La pensione rappresenta un diritto consolidato, ma non sempre sufficiente a garantire condizioni di vita dignitose in Italia, soprattutto per chi percepisce importi mensili bassi. A fronte di un sistema contributivo sempre più stringente e di carriere lavorative discontinue, molti pensionati si trovano sotto la soglia del trattamento minimo.
Per sostenere queste categorie, l’ordinamento prevede aumenti legati all’età, sotto forma di maggiorazioni sociali, che entrano in gioco al raggiungimento di determinate fasce anagrafiche. Oggi interessano milioni di persone e, in alcuni casi, permettono di innalzare sensibilmente l’importo della pensione.
Ma quali sono le età previste per accedere agli aumenti? Da quali soglie reddituali dipendono? A quanto ammontano le maggiorazioni nei vari scaglioni di età?
Prima di scoprirlo insieme, vi lasciamo al video YouTube di Mr LUL lepaghediale sulle novità e le date di pagamento della pensione di luglio 2025.

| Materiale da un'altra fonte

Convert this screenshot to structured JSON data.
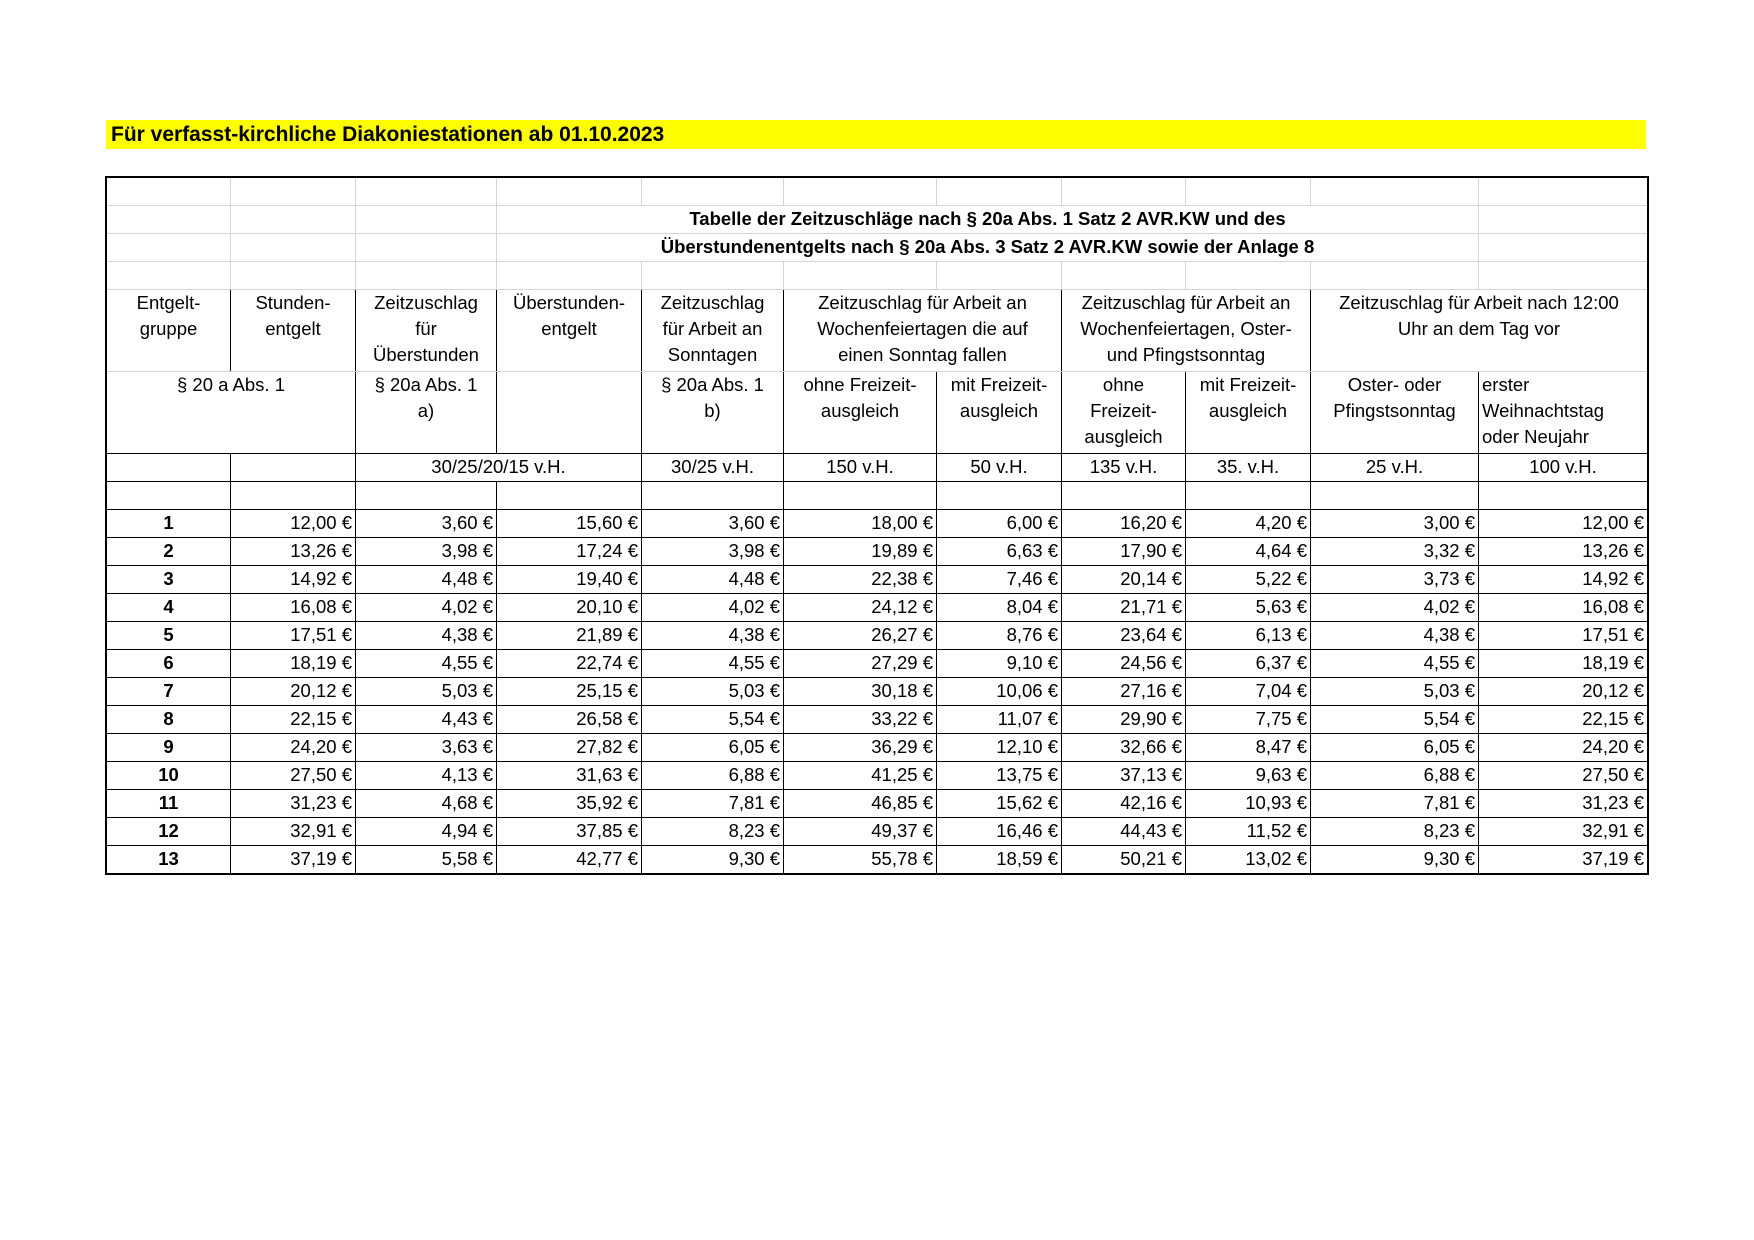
{
  "banner": "Für verfasst-kirchliche Diakoniestationen ab 01.10.2023",
  "title": {
    "line1": "Tabelle der Zeitzuschläge nach § 20a Abs. 1 Satz 2 AVR.KW und des",
    "line2": "Überstundenentgelts nach § 20a Abs. 3 Satz 2 AVR.KW sowie der Anlage 8"
  },
  "headers": {
    "gruppe": "Entgelt-\ngruppe",
    "stunden": "Stunden-\nentgelt",
    "zz_ueber": "Zeitzuschlag\nfür\nÜberstunden",
    "ueber_entgelt": "Überstunden-\nentgelt",
    "zz_sonntag": "Zeitzuschlag\nfür Arbeit an\nSonntagen",
    "zz_feiertag_sonntag": "Zeitzuschlag für Arbeit an\nWochenfeiertagen die auf\neinen Sonntag fallen",
    "zz_feiertag_oster": "Zeitzuschlag für Arbeit an\nWochenfeiertagen, Oster-\nund Pfingstsonntag",
    "zz_nach_12": "Zeitzuschlag für Arbeit nach 12:00\nUhr an dem Tag vor"
  },
  "subheaders": {
    "abs1": "§ 20 a Abs. 1",
    "abs1a": "§ 20a Abs. 1\na)",
    "abs1b": "§ 20a Abs. 1\nb)",
    "ohne1": "ohne Freizeit-\nausgleich",
    "mit1": "mit Freizeit-\nausgleich",
    "ohne2": "ohne\nFreizeit-\nausgleich",
    "mit2": "mit Freizeit-\nausgleich",
    "oster": "Oster- oder\nPfingstsonntag",
    "weihnacht": "erster\nWeihnachtstag\noder Neujahr"
  },
  "percentages": {
    "p_ueber": "30/25/20/15 v.H.",
    "p_sonntag": "30/25 v.H.",
    "p_150": "150 v.H.",
    "p_50": "50 v.H.",
    "p_135": "135 v.H.",
    "p_35": "35. v.H.",
    "p_25": "25 v.H.",
    "p_100": "100 v.H."
  },
  "rows": [
    [
      "1",
      "12,00 €",
      "3,60 €",
      "15,60 €",
      "3,60 €",
      "18,00 €",
      "6,00 €",
      "16,20 €",
      "4,20 €",
      "3,00 €",
      "12,00 €"
    ],
    [
      "2",
      "13,26 €",
      "3,98 €",
      "17,24 €",
      "3,98 €",
      "19,89 €",
      "6,63 €",
      "17,90 €",
      "4,64 €",
      "3,32 €",
      "13,26 €"
    ],
    [
      "3",
      "14,92 €",
      "4,48 €",
      "19,40 €",
      "4,48 €",
      "22,38 €",
      "7,46 €",
      "20,14 €",
      "5,22 €",
      "3,73 €",
      "14,92 €"
    ],
    [
      "4",
      "16,08 €",
      "4,02 €",
      "20,10 €",
      "4,02 €",
      "24,12 €",
      "8,04 €",
      "21,71 €",
      "5,63 €",
      "4,02 €",
      "16,08 €"
    ],
    [
      "5",
      "17,51 €",
      "4,38 €",
      "21,89 €",
      "4,38 €",
      "26,27 €",
      "8,76 €",
      "23,64 €",
      "6,13 €",
      "4,38 €",
      "17,51 €"
    ],
    [
      "6",
      "18,19 €",
      "4,55 €",
      "22,74 €",
      "4,55 €",
      "27,29 €",
      "9,10 €",
      "24,56 €",
      "6,37 €",
      "4,55 €",
      "18,19 €"
    ],
    [
      "7",
      "20,12 €",
      "5,03 €",
      "25,15 €",
      "5,03 €",
      "30,18 €",
      "10,06 €",
      "27,16 €",
      "7,04 €",
      "5,03 €",
      "20,12 €"
    ],
    [
      "8",
      "22,15 €",
      "4,43 €",
      "26,58 €",
      "5,54 €",
      "33,22 €",
      "11,07 €",
      "29,90 €",
      "7,75 €",
      "5,54 €",
      "22,15 €"
    ],
    [
      "9",
      "24,20 €",
      "3,63 €",
      "27,82 €",
      "6,05 €",
      "36,29 €",
      "12,10 €",
      "32,66 €",
      "8,47 €",
      "6,05 €",
      "24,20 €"
    ],
    [
      "10",
      "27,50 €",
      "4,13 €",
      "31,63 €",
      "6,88 €",
      "41,25 €",
      "13,75 €",
      "37,13 €",
      "9,63 €",
      "6,88 €",
      "27,50 €"
    ],
    [
      "11",
      "31,23 €",
      "4,68 €",
      "35,92 €",
      "7,81 €",
      "46,85 €",
      "15,62 €",
      "42,16 €",
      "10,93 €",
      "7,81 €",
      "31,23 €"
    ],
    [
      "12",
      "32,91 €",
      "4,94 €",
      "37,85 €",
      "8,23 €",
      "49,37 €",
      "16,46 €",
      "44,43 €",
      "11,52 €",
      "8,23 €",
      "32,91 €"
    ],
    [
      "13",
      "37,19 €",
      "5,58 €",
      "42,77 €",
      "9,30 €",
      "55,78 €",
      "18,59 €",
      "50,21 €",
      "13,02 €",
      "9,30 €",
      "37,19 €"
    ]
  ]
}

La prima soglia da considerare è quella dei 60 anni. Superata questa età, i titolari di pensioni dirette (vecchiaia, anticipata, invalidità) o indirette (reversibilità) che si trovano in una situazione economica disagiata possono accedere a un aumento mensile fisso: la cosiddetta maggiorazione sociale base.

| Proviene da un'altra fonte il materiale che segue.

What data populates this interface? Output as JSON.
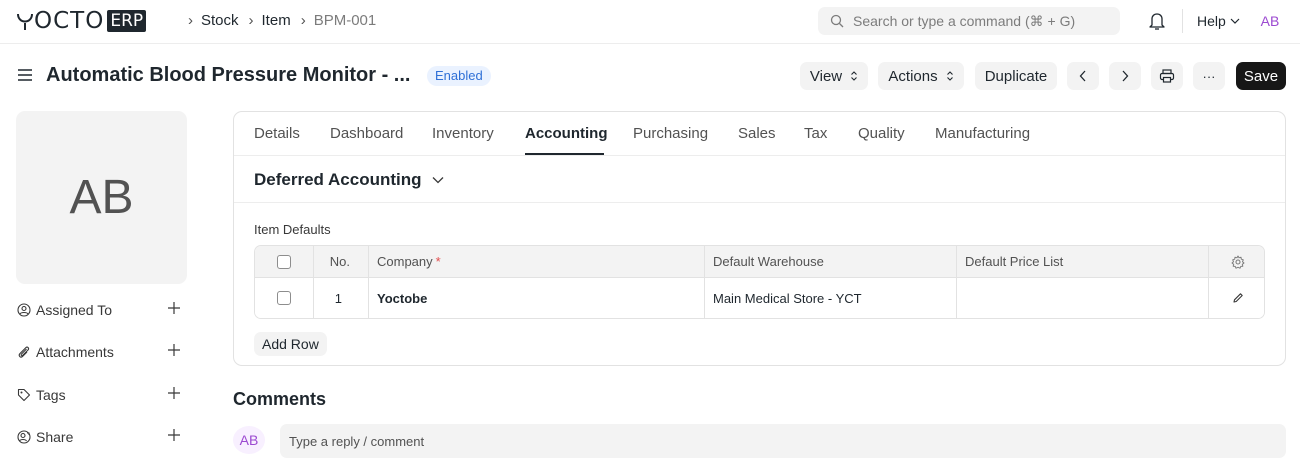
{
  "navbar": {
    "logo_text": "OCTO",
    "logo_badge": "ERP",
    "breadcrumbs": [
      "Stock",
      "Item",
      "BPM-001"
    ],
    "search_placeholder": "Search or type a command (⌘ + G)",
    "help_label": "Help",
    "avatar_initials": "AB"
  },
  "header": {
    "title": "Automatic Blood Pressure Monitor - ...",
    "status": "Enabled",
    "view_label": "View",
    "actions_label": "Actions",
    "duplicate_label": "Duplicate",
    "more_label": "···",
    "save_label": "Save"
  },
  "sidebar": {
    "image_initials": "AB",
    "items": [
      {
        "label": "Assigned To",
        "icon": "user-circle-icon"
      },
      {
        "label": "Attachments",
        "icon": "paperclip-icon"
      },
      {
        "label": "Tags",
        "icon": "tag-icon"
      },
      {
        "label": "Share",
        "icon": "share-user-icon"
      }
    ]
  },
  "tabs": [
    "Details",
    "Dashboard",
    "Inventory",
    "Accounting",
    "Purchasing",
    "Sales",
    "Tax",
    "Quality",
    "Manufacturing"
  ],
  "active_tab": "Accounting",
  "section": {
    "title": "Deferred Accounting"
  },
  "grid": {
    "label": "Item Defaults",
    "columns": {
      "no": "No.",
      "company": "Company",
      "warehouse": "Default Warehouse",
      "price_list": "Default Price List"
    },
    "required_mark": "*",
    "rows": [
      {
        "no": "1",
        "company": "Yoctobe",
        "warehouse": "Main Medical Store - YCT",
        "price_list": ""
      }
    ],
    "add_row_label": "Add Row"
  },
  "comments": {
    "title": "Comments",
    "avatar_initials": "AB",
    "placeholder": "Type a reply / comment"
  },
  "colors": {
    "accent_dark": "#171717",
    "status_blue": "#2f70d7",
    "avatar_purple": "#9c4ad1",
    "required_red": "#e24c4c"
  }
}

Nel 2025, chi ha tra 60 e 64 anni e rispetta i limiti di reddito può ricevere un’integrazione pari a 25,83 euro al mese. Si tratta di un valore che non varia annualmente come le pensioni ordinarie, ma resta stabile finché la legge non interviene con modifiche specifiche.
La maggiorazione può essere riconosciuta anche a chi percepisce assegno sociale o altre prestazioni assistenziali (invalidi civili, ciechi, sordomuti). Sono invece esclusi i pensionati iscritti alla Gestione Separata INPS.

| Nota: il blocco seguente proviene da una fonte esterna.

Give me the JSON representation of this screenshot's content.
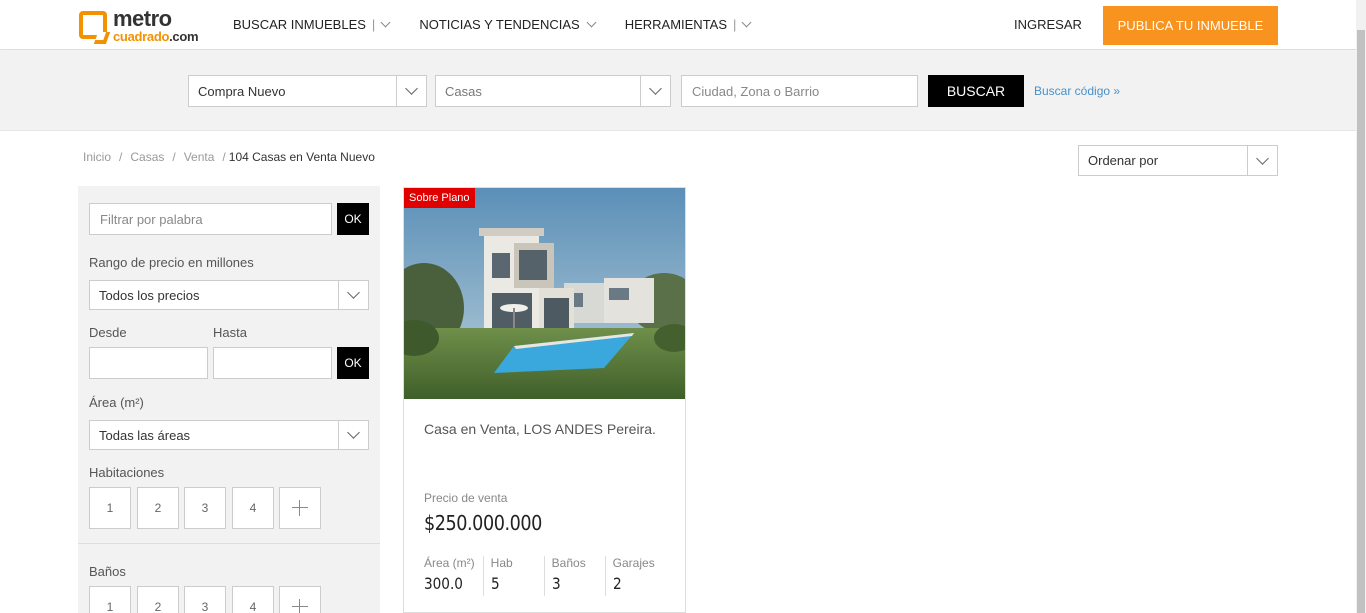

Il secondo scaglione scatta al compimento dei 65 anni. In questa fascia, sempre in presenza dei requisiti reddituali, l’importo dell’integrazione cresce sensibilmente.
Per il 2025, la maggiorazione mensile per chi ha tra 65 e 69 anni è di 82,64 euro. L’aumento è pensato per accompagnare l’invecchiamento e rispondere alle maggiori esigenze di spesa legate all’età.
Esiste anche una norma che consente di anticipare ulteriormente la soglia per ottenere il massimo incremento, grazie al meccanismo della scala contributiva. Per ogni 5 anni di contributi, si può ridurre di 1 anno l’età anagrafica richiesta per accedere all’aumento massimo (detto "incremento al milione").
Chi ha maturato almeno 25 anni di contributi può ottenere la pensione già a 65 anni, anziché attendere i 70. Tale riduzione non si applica, però, ai titolari di pensione di inabilità riconosciuta ex Legge 222/1984: in quel caso, l’aumento si applica a 60 anni senza sconti contributivi.
Il livello massimo delle maggiorazioni si raggiunge con il compimento dei 70 anni. A questa età, i pensionati con redditi molto bassi possono ottenere l’incremento al milione, un’espressione nata nei primi anni Duemila per indicare l’equivalente di circa 1 milione di lire mensili, ovvero circa 740 euro attuali.
Nel dettaglio, l’aumento previsto è pari a 136,44 euro mensili. Tuttavia, per chi riceve anche la quattordicesima mensilità, l’incremento viene leggermente ridotto a 124,44 euro, per mantenere il totale entro i limiti di legge.
Per accedere a questa soglia, valgono i consueti limiti di reddito. Nel 2025:
In presenza di sforamenti minimi, è previsto un aumento parziale: l’importo dell’integrazione viene ridotto proporzionalmente per mantenere il reddito totale entro la soglia. Questo calcolo viene effettuato suddividendo la differenza tra reddito reale e limite legale sulle 13 mensilità.
Gli aumenti sono esenti da Irpef e si applicano su pensioni erogate da INPS, comprese quelle dei dipendenti pubblici, con l’eccezione dei trattamenti derivanti dalla Gestione Separata.
Con l’aumento anagrafico, dunque, non cresce solo l’età, ma può crescere - se si rispettano i requisiti - anche la pensione.